Casse noisette

Publié le par Mouton Fou Le Grand

"Casse-Noisette", vertige érotique
 
Un détail, minuscule, presque imperceptible, signe la représentation, lundi 10 décembre, de Casse-Noisette chorégraphié par Rudolf Noureev sur la musique de Tchaïkovski. A la fin du spectacle, le vieux Drosselmeyer (le danseur étoile Jérémie Bélingard) quitte la maison de sa filleule Clara (Myriam Ould-Braham) avec un regard flou, comme étourdi par ce qu'il vient de vivre. En réalité, il ne lui est rien arrivé à ce boiteux borgne, sauf d'être le protagoniste principal du rêve de Clara, son jeune prince sexy et protecteur.
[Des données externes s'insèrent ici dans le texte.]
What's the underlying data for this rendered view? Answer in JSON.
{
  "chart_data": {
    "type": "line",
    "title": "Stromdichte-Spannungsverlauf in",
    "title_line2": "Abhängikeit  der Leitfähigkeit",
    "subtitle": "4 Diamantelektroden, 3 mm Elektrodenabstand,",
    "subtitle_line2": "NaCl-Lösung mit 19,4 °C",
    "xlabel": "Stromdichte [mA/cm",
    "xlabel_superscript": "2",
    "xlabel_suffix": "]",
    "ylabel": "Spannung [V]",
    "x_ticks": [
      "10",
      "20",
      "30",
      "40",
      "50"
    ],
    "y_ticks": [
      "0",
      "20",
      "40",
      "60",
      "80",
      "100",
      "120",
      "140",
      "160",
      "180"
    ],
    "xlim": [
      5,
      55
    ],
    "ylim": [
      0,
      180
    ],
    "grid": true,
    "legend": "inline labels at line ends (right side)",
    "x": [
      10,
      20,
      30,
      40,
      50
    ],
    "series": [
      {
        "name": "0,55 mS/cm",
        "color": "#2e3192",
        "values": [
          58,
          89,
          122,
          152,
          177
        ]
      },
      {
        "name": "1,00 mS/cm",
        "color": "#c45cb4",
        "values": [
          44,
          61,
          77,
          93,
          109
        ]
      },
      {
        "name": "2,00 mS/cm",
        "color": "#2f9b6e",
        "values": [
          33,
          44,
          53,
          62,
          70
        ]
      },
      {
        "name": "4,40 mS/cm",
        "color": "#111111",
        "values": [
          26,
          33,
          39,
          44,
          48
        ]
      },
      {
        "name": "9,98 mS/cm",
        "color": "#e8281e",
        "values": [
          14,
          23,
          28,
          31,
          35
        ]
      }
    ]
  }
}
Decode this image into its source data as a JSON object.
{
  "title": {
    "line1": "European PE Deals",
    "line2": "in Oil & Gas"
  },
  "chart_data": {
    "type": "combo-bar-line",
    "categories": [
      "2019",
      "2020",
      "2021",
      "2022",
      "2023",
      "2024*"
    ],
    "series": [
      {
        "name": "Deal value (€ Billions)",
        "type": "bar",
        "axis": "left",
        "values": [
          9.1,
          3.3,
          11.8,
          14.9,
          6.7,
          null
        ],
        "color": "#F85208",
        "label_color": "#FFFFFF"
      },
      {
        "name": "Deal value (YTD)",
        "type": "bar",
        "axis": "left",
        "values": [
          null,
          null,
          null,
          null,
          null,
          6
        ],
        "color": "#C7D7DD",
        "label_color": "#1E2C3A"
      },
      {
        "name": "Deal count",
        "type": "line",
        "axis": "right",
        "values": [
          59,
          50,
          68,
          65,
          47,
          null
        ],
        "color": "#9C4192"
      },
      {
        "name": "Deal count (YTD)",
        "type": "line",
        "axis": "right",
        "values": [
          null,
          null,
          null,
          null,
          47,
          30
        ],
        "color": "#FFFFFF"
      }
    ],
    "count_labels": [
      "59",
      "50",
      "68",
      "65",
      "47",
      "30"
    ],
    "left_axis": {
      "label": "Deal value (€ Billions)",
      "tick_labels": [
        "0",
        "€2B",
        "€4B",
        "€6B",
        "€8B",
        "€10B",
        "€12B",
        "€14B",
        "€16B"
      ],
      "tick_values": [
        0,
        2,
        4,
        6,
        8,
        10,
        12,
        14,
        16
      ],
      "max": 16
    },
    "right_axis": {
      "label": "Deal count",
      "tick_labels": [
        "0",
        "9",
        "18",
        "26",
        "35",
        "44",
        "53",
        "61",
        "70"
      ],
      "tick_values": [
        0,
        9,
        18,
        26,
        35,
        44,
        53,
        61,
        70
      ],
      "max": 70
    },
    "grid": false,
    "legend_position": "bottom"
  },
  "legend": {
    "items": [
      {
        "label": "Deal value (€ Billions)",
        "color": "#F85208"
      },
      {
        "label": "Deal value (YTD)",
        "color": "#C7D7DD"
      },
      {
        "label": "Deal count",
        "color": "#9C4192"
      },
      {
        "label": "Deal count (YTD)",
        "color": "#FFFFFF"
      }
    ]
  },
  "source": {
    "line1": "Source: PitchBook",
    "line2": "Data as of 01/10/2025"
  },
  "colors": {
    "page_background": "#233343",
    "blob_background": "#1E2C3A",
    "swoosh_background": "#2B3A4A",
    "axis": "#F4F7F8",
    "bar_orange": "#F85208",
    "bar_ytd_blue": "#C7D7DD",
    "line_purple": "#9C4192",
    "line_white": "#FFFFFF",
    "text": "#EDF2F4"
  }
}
Du songe à la réalité, le trouble de l'attirance secrète et inconsciente des deux héros se lit en douce.

 
Casse-Noisette, vertige érotique ? Dans la version mise en scène par Noureev en 1985, plutôt oui. Toujours prompt à enclencher le mode "psy" des grands ballets classiques, il a fait glisser ce conte de Noël souvent débordant de sucrerie vers le scénario initiatique. Une ado reçoit en cadeau de son parrain un joli casse-noisette, viril comme un soldat. Elle s'endort et s'émancipe dans les bras de son hussard dont les traits ressemblent étrangement à ceux de Drosselmeyer.

En choisissant de faire interpréter les deux rôles masculins par le même danseur (Bélingard aussi juste avec la perruque grise de Drosselmeyer que sans), Noureev a mis dans le mille. Exit la petite fille reine au pays des jouets et des bonbons. Bienvenue à la toute jeune femme qui se bat contre des rats griffus pour sauver son prince en leur donnant en pâture toutes ses poupées de chiffon.

CORBEAUX MONSTRUEUX

Le conflit entre l'enfance et l'âge adulte est au coeur de ce Casse-Noisette, plus proche du texte originel fantastique de l'écrivain allemand E. T. A. Hoffmann (1816) que de l'adaptation adoucie d'Alexandre Dumas (1845). Noirci jusqu'au cauchemar par ses peurs et ses pulsions inconscientes, le rêve de Clara prend l'allure d'une libération douloureuse. Libération de sa famille transformée en bande de corbeaux monstrueux, libération de sa gangue adolescente pour se métamorphoser en femme. Clara voit ses fantasmes lui exploser en pleine figure.

La mise en scène joue impeccablement de ce tiraillement. La bataille des soldats de plomb contre les rats est à la fois menaçante et ludique. La présence de nombreux enfants de l'Ecole de danse de l'Opéra de Paris sur le plateau donne au ballet son coefficient de jeunesse et de fraîcheur. Elle permet aussi d'avancer sur un fil entre enchantement et anxiété, fête des enfants et bal du temps qui passe, lumières de Noël et obscurité des désirs inavoués.

La sobriété évidemment somptueuse du décor, entre tapisserie bourgeoise sépia du XIXe siècle et parc désert sous une pluie de neige argentée, sert d'écrin à une très belle définition de l'amour, celui qui ouvre les bras encore et encore, pour protéger mais aussi prendre la vie d'assaut.


Casse-Noisette, de Rudolf Noureev, à l'Opéra-Bastille, Paris-12e. Tél. : 08-92-89-90-90. Jusqu'au 31 décembre, à 19 h 30. De 6 € à 80 €.